Mexico was chosen for the location of the trade mission because, with approximately $850 million in exports each year, it is the fourth largest export market for Utah goods and the second largest export market for US goods. Economic growth in Mexico is closely connected to the United States and has enjoyed stable growth at or over two percent since 2010. Under NAFTA, Mexico has become one of the US’s top trading partners.
How Changes To NAFTA Could Affect Trade
In its 24-year history, NAFTA, which was established to set rules for the exchange of goods and services between the United States, Canada and Mexico, has remained unchanged. Though mostly favorable, reception of NAFTA has been mixed. During his presidential campaign, Donald Trump declared NAFTA as the worst trade deal in US history and cited it with the demise of the nation’s manufacturing industry. While all three countries agree that NAFTA should be updated to reflect our modern economy, Mexico and Canada were reluctant to participate as President Trump spearheaded the renegotiations in August of 2017.
Conversations so far have been cumbersome. An agreement was originally expected to come at the end of last year, however, new projections for completion are creeping into 2019. Also uncertain is what the finished product will look like. While a modernized NAFTA could increase market opportunities for American businesses, there is a possibility the agreement will cease to exist. Losing NAFTA would have serious repercussions for Utah’s economy. This is especially true for Utah’s agricultural and food industry, which attributed 17.6 percent of its total exports to Mexico and Canada in 2016.
How NAFTA’s End Could Affect Rural Utah Businesses
Andy Pierucci, Director of the Marketing, Communications, and Economic Development Division at the Utah Department of Agriculture and Food, felt that a Governor-led trade mission to Mexico was more important than ever. As a delegate of the mission, Pierucci saw an opportunity to make connections that will positively affect Utah’s agriculture industry as a whole. “When we talk about trade deals, people naturally focus on the big picture,” says Mr. Pierucci. “But we have to remember the details and the impact on real people and real places like farmers and ranchers throughout rural Utah.”
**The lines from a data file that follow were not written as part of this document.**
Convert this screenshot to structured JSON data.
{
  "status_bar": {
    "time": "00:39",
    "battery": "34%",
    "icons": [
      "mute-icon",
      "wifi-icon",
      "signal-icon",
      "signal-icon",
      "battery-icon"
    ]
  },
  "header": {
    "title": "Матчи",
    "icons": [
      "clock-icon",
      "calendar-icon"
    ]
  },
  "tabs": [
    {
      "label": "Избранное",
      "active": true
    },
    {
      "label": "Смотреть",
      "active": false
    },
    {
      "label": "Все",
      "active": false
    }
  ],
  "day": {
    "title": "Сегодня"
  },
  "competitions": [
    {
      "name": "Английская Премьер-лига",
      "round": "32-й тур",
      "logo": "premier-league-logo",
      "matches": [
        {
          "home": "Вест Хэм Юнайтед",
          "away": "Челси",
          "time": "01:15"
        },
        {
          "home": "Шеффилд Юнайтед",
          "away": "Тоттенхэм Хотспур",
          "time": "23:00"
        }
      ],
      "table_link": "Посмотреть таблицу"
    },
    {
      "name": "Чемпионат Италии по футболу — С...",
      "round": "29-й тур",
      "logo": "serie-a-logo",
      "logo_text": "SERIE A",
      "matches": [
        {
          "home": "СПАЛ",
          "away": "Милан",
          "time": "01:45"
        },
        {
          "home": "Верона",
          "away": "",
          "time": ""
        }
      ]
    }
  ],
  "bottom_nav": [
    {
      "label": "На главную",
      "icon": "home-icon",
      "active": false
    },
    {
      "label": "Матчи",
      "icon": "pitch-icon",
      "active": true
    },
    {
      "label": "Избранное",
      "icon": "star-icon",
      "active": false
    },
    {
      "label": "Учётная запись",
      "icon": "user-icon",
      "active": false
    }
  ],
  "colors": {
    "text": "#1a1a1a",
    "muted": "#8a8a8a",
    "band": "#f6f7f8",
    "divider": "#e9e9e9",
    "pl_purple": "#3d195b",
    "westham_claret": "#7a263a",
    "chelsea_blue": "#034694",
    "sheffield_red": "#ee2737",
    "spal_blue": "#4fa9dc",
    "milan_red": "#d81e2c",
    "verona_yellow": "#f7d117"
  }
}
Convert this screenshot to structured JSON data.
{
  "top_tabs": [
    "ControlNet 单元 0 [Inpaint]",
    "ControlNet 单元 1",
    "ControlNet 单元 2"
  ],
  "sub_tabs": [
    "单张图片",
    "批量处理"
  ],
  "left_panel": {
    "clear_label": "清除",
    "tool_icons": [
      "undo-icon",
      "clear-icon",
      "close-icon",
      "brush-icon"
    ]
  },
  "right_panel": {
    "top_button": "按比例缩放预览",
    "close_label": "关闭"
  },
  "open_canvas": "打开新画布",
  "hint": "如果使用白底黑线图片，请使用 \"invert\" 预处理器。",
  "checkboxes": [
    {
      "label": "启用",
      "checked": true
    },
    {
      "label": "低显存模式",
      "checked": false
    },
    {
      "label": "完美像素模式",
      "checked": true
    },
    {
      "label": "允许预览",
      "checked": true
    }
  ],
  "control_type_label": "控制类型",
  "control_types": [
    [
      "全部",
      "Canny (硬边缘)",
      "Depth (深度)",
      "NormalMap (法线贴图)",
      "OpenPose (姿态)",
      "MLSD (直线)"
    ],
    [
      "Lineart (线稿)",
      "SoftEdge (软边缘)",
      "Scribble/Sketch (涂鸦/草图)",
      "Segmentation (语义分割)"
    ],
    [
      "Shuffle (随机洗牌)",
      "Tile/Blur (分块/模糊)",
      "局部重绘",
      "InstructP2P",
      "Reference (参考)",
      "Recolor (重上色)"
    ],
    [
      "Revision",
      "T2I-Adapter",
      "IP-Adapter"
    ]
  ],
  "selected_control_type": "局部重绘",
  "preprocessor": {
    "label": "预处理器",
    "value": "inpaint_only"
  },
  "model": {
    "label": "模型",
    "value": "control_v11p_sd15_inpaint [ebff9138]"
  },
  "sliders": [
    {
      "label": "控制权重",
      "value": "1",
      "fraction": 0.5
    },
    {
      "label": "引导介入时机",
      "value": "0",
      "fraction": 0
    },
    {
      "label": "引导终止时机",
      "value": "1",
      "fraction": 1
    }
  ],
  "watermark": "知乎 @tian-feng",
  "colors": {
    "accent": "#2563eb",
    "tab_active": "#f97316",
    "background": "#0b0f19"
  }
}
An integrated North American market is essential to Utah producers’ economic vitality, especially in rural Utah. The end of NAFTA would negatively impact $31 million annually for beef producers, $15 million annually for the dairy industry, and $72 million annually for edible food manufacturers. Regarding the uncertainty of the negotiations, Mr. Pierucci says, “The best outcome is that we still have an agreement in place.” Agricultural producers in rural Utah need the stability and predictability provided by rules-based trade. Additionally, it is important that gains made under the current agreement are preserved ensuring our North American neighbors can continue to flourish.